Tuesday, May 28, 2013

Blaming Luck

So I just finished playing some Hotline Miami, the top-down action game that seemed to take the internet by storm late last year. I picked it up in the latest Humble Bundle, in addition to a few other games I never got around to playing on release. After jumping into the terribly violent maelstrom that is Hotline, even after this short amount of time, two things are abundantly clear.

First, this game is not for me. That's OK. I might play a couple more hours of it, but this cycle of violent failure after violent failure just does not excite me as it has thousands of others. Of course I take the blame for this entirely. The game simply clashes with my own play styles and preferences

Secondly, when I do succeed, I find myself attributing luck more than any sort of skill. See, Hotline is fast, very fast. A little tip at the screen in fact encouraged me to go quickly and a point calculator at the end of every match restates the value of a mad horrendous dash through the level. Yet this high-speed careening into mayhem does not lend itself to calm analysis and strategic execution. The pace of the game creates a strong sense of randomness.

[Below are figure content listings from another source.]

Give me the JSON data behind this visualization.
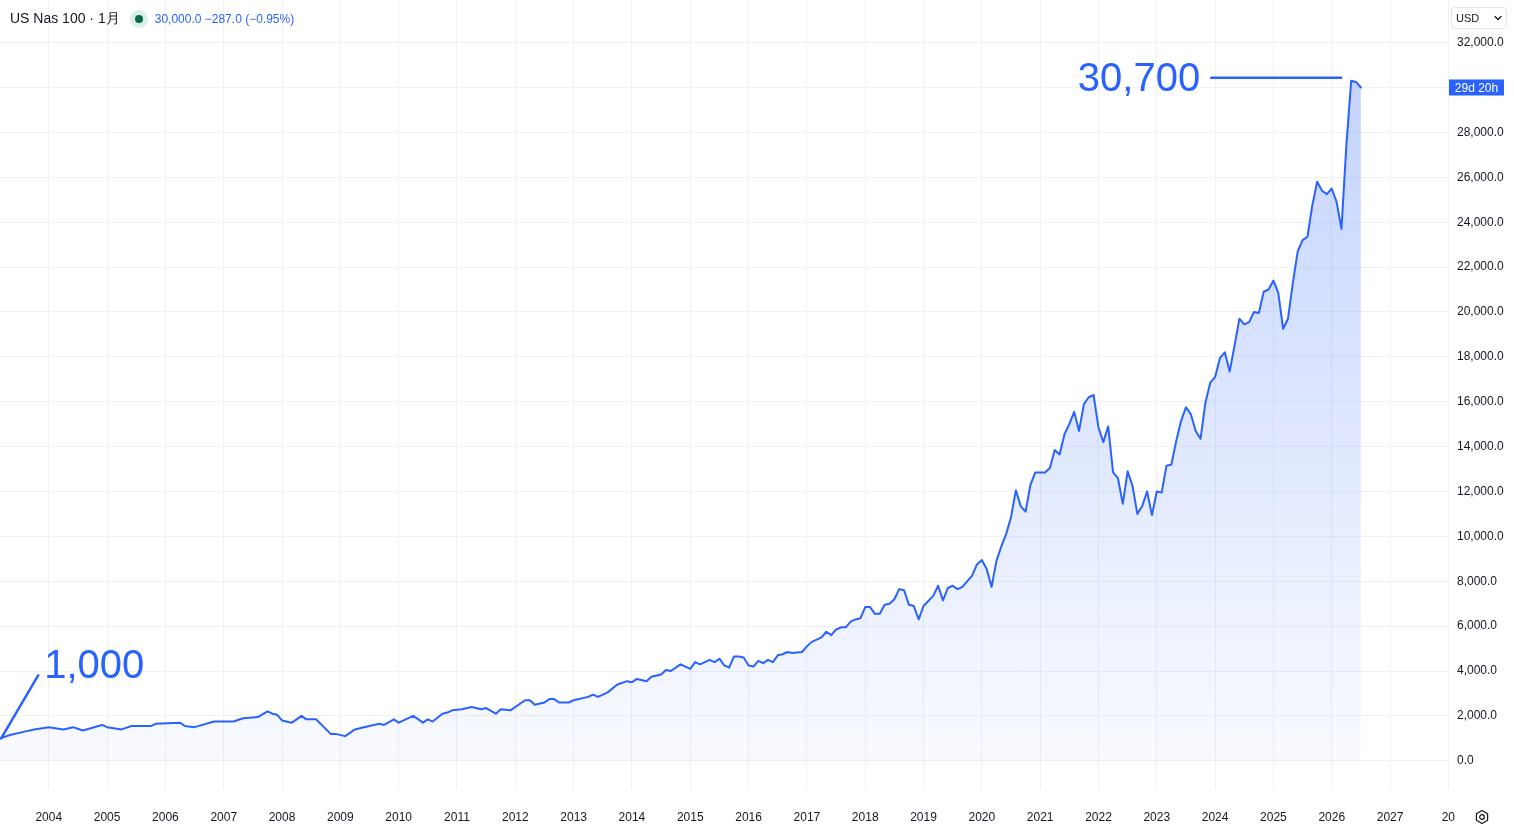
{
  "chart_data": {
    "type": "area",
    "title": "US Nas 100 · 1月",
    "subtitle": "30,000.0 −287.0 (−0.95%)",
    "ylabel": "USD",
    "color": "#2962ff",
    "x": [
      "2003-03",
      "2003-05",
      "2003-08",
      "2003-10",
      "2004-01",
      "2004-04",
      "2004-06",
      "2004-08",
      "2004-12",
      "2005-01",
      "2005-04",
      "2005-06",
      "2005-10",
      "2005-11",
      "2006-04",
      "2006-05",
      "2006-07",
      "2006-11",
      "2007-03",
      "2007-05",
      "2007-08",
      "2007-10",
      "2007-11",
      "2007-12",
      "2008-01",
      "2008-03",
      "2008-04",
      "2008-05",
      "2008-06",
      "2008-08",
      "2008-11",
      "2008-12",
      "2009-02",
      "2009-04",
      "2009-05",
      "2009-07",
      "2009-09",
      "2009-10",
      "2009-12",
      "2010-01",
      "2010-04",
      "2010-06",
      "2010-07",
      "2010-08",
      "2010-10",
      "2010-11",
      "2010-12",
      "2011-02",
      "2011-04",
      "2011-06",
      "2011-07",
      "2011-09",
      "2011-10",
      "2011-12",
      "2012-03",
      "2012-04",
      "2012-05",
      "2012-07",
      "2012-08",
      "2012-09",
      "2012-10",
      "2012-12",
      "2013-01",
      "2013-04",
      "2013-05",
      "2013-06",
      "2013-08",
      "2013-10",
      "2013-12",
      "2014-01",
      "2014-02",
      "2014-04",
      "2014-05",
      "2014-07",
      "2014-08",
      "2014-09",
      "2014-11",
      "2015-01",
      "2015-02",
      "2015-03",
      "2015-05",
      "2015-06",
      "2015-07",
      "2015-08",
      "2015-09",
      "2015-10",
      "2015-11",
      "2015-12",
      "2016-01",
      "2016-02",
      "2016-03",
      "2016-04",
      "2016-05",
      "2016-06",
      "2016-07",
      "2016-08",
      "2016-09",
      "2016-10",
      "2016-12",
      "2017-01",
      "2017-02",
      "2017-04",
      "2017-05",
      "2017-06",
      "2017-07",
      "2017-08",
      "2017-09",
      "2017-10",
      "2017-11",
      "2017-12",
      "2018-01",
      "2018-02",
      "2018-03",
      "2018-04",
      "2018-05",
      "2018-06",
      "2018-07",
      "2018-08",
      "2018-09",
      "2018-10",
      "2018-11",
      "2018-12",
      "2019-01",
      "2019-03",
      "2019-04",
      "2019-05",
      "2019-06",
      "2019-07",
      "2019-08",
      "2019-09",
      "2019-11",
      "2019-12",
      "2020-01",
      "2020-02",
      "2020-03",
      "2020-04",
      "2020-05",
      "2020-06",
      "2020-07",
      "2020-08",
      "2020-09",
      "2020-10",
      "2020-11",
      "2020-12",
      "2021-01",
      "2021-02",
      "2021-03",
      "2021-04",
      "2021-05",
      "2021-06",
      "2021-07",
      "2021-08",
      "2021-09",
      "2021-10",
      "2021-11",
      "2021-12",
      "2022-01",
      "2022-02",
      "2022-03",
      "2022-04",
      "2022-05",
      "2022-06",
      "2022-07",
      "2022-08",
      "2022-09",
      "2022-10",
      "2022-11",
      "2022-12",
      "2023-01",
      "2023-02",
      "2023-03",
      "2023-04",
      "2023-05",
      "2023-06",
      "2023-07",
      "2023-08",
      "2023-09",
      "2023-10",
      "2023-11",
      "2023-12",
      "2024-01",
      "2024-02",
      "2024-03",
      "2024-04",
      "2024-05",
      "2024-06",
      "2024-07",
      "2024-08",
      "2024-09",
      "2024-10",
      "2024-11",
      "2024-12",
      "2025-01",
      "2025-02",
      "2025-03",
      "2025-04",
      "2025-05",
      "2025-06",
      "2025-07",
      "2025-08",
      "2025-09",
      "2025-10",
      "2025-11",
      "2025-12",
      "2026-01",
      "2026-02",
      "2026-03",
      "2026-04",
      "2026-05",
      "2026-06",
      "2026-07"
    ],
    "values": [
      1000,
      1150,
      1300,
      1400,
      1500,
      1400,
      1500,
      1350,
      1600,
      1500,
      1400,
      1550,
      1550,
      1650,
      1700,
      1550,
      1500,
      1750,
      1750,
      1900,
      1950,
      2200,
      2100,
      2050,
      1800,
      1700,
      1850,
      2000,
      1850,
      1850,
      1200,
      1200,
      1100,
      1400,
      1450,
      1550,
      1650,
      1600,
      1850,
      1700,
      2000,
      1700,
      1850,
      1750,
      2100,
      2150,
      2250,
      2300,
      2400,
      2300,
      2350,
      2100,
      2300,
      2250,
      2700,
      2700,
      2500,
      2600,
      2750,
      2750,
      2600,
      2600,
      2700,
      2850,
      2950,
      2850,
      3050,
      3400,
      3550,
      3500,
      3650,
      3550,
      3750,
      3850,
      4050,
      4000,
      4300,
      4100,
      4400,
      4300,
      4500,
      4400,
      4550,
      4250,
      4150,
      4650,
      4650,
      4600,
      4250,
      4200,
      4450,
      4350,
      4500,
      4400,
      4700,
      4750,
      4850,
      4800,
      4850,
      5100,
      5300,
      5500,
      5750,
      5600,
      5850,
      5950,
      5950,
      6200,
      6300,
      6350,
      6850,
      6850,
      6550,
      6550,
      6950,
      7000,
      7200,
      7650,
      7600,
      6950,
      6900,
      6300,
      6900,
      7350,
      7800,
      7150,
      7700,
      7800,
      7650,
      7750,
      8250,
      8750,
      8950,
      8550,
      7750,
      8900,
      9550,
      10100,
      10850,
      12050,
      11350,
      11100,
      12300,
      12850,
      12850,
      12850,
      13050,
      13850,
      13650,
      14550,
      15000,
      15550,
      14700,
      15900,
      16200,
      16300,
      14850,
      14200,
      14900,
      12850,
      12600,
      11450,
      12900,
      12250,
      11000,
      11350,
      12000,
      10950,
      12000,
      11950,
      13150,
      13200,
      14250,
      15150,
      15750,
      15450,
      14700,
      14350,
      15950,
      16850,
      17100,
      17950,
      18200,
      17350,
      18500,
      19700,
      19450,
      19550,
      20000,
      19950,
      20900,
      21000,
      21400,
      20850,
      19250,
      19700,
      21300,
      22700,
      23200,
      23350,
      24750,
      25800,
      25400,
      25250,
      25500,
      24900,
      23700,
      27400,
      30300,
      30250,
      30000
    ],
    "xlim": [
      "2003-02-28",
      "2028-01-05"
    ],
    "ylim": [
      -1300,
      33900
    ],
    "xticks": [
      "2004",
      "2005",
      "2006",
      "2007",
      "2008",
      "2009",
      "2010",
      "2011",
      "2012",
      "2013",
      "2014",
      "2015",
      "2016",
      "2017",
      "2018",
      "2019",
      "2020",
      "2021",
      "2022",
      "2023",
      "2024",
      "2025",
      "2026",
      "2027",
      {
        "value": "2028",
        "label": "20"
      }
    ],
    "yticks": [
      {
        "value": 0,
        "label": "0.0"
      },
      {
        "value": 2000,
        "label": "2,000.0"
      },
      {
        "value": 4000,
        "label": "4,000.0"
      },
      {
        "value": 6000,
        "label": "6,000.0"
      },
      {
        "value": 8000,
        "label": "8,000.0"
      },
      {
        "value": 10000,
        "label": "10,000.0"
      },
      {
        "value": 12000,
        "label": "12,000.0"
      },
      {
        "value": 14000,
        "label": "14,000.0"
      },
      {
        "value": 16000,
        "label": "16,000.0"
      },
      {
        "value": 18000,
        "label": "18,000.0"
      },
      {
        "value": 20000,
        "label": "20,000.0"
      },
      {
        "value": 22000,
        "label": "22,000.0"
      },
      {
        "value": 24000,
        "label": "24,000.0"
      },
      {
        "value": 26000,
        "label": "26,000.0"
      },
      {
        "value": 28000,
        "label": "28,000.0"
      },
      {
        "value": 30000,
        "label": null
      },
      {
        "value": 32000,
        "label": "32,000.0"
      }
    ],
    "grid": true,
    "annotations": [
      {
        "text": "1,000",
        "x": "2003-03",
        "y": 1000
      },
      "30,700",
      "29d 20h"
    ]
  }
}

Hotline Miami screen via Steam
Take this example. Coming down a staircase, pipe in hand, one armed guard sits around the corner. I quickly sprint toward him, lay him out with a pipe to the head, and then get mowed down by another guard I had missed nearby. With an instant reset, I'm back at the staircase and try again. This time, success. No guard takes me out from afar. I lucked out.

Of course the difference between the two runs is the hair's breadth distance that kept me out of line-of-sight from the second armed guard. Still, since the game values speed, and the controls themselves send me zipping around the level, I have no time to measure my way through the level. Instead, I slam up against that wall just to reload and before I know, I'm done. I have killed everything in the room.

I should feel good about my victory, like I overcame the challenge. Instead I just feel lucky.

Yes, I imagine as the game continues the difficulty will ramp up and any illusion of luck will fly out the window as every mistake is severely punished. Still, for my first foray into the game, the sense of randomness undermines my enjoyment. As far as my personal tastes go, the bigger role chance plays in a game, the less likely I am to enjoy it.

I know in this case, luck is, for the most part, an illusion built on finicky controls and high-speed gameplay, but I still can't shake the feeling that my victories are not my own.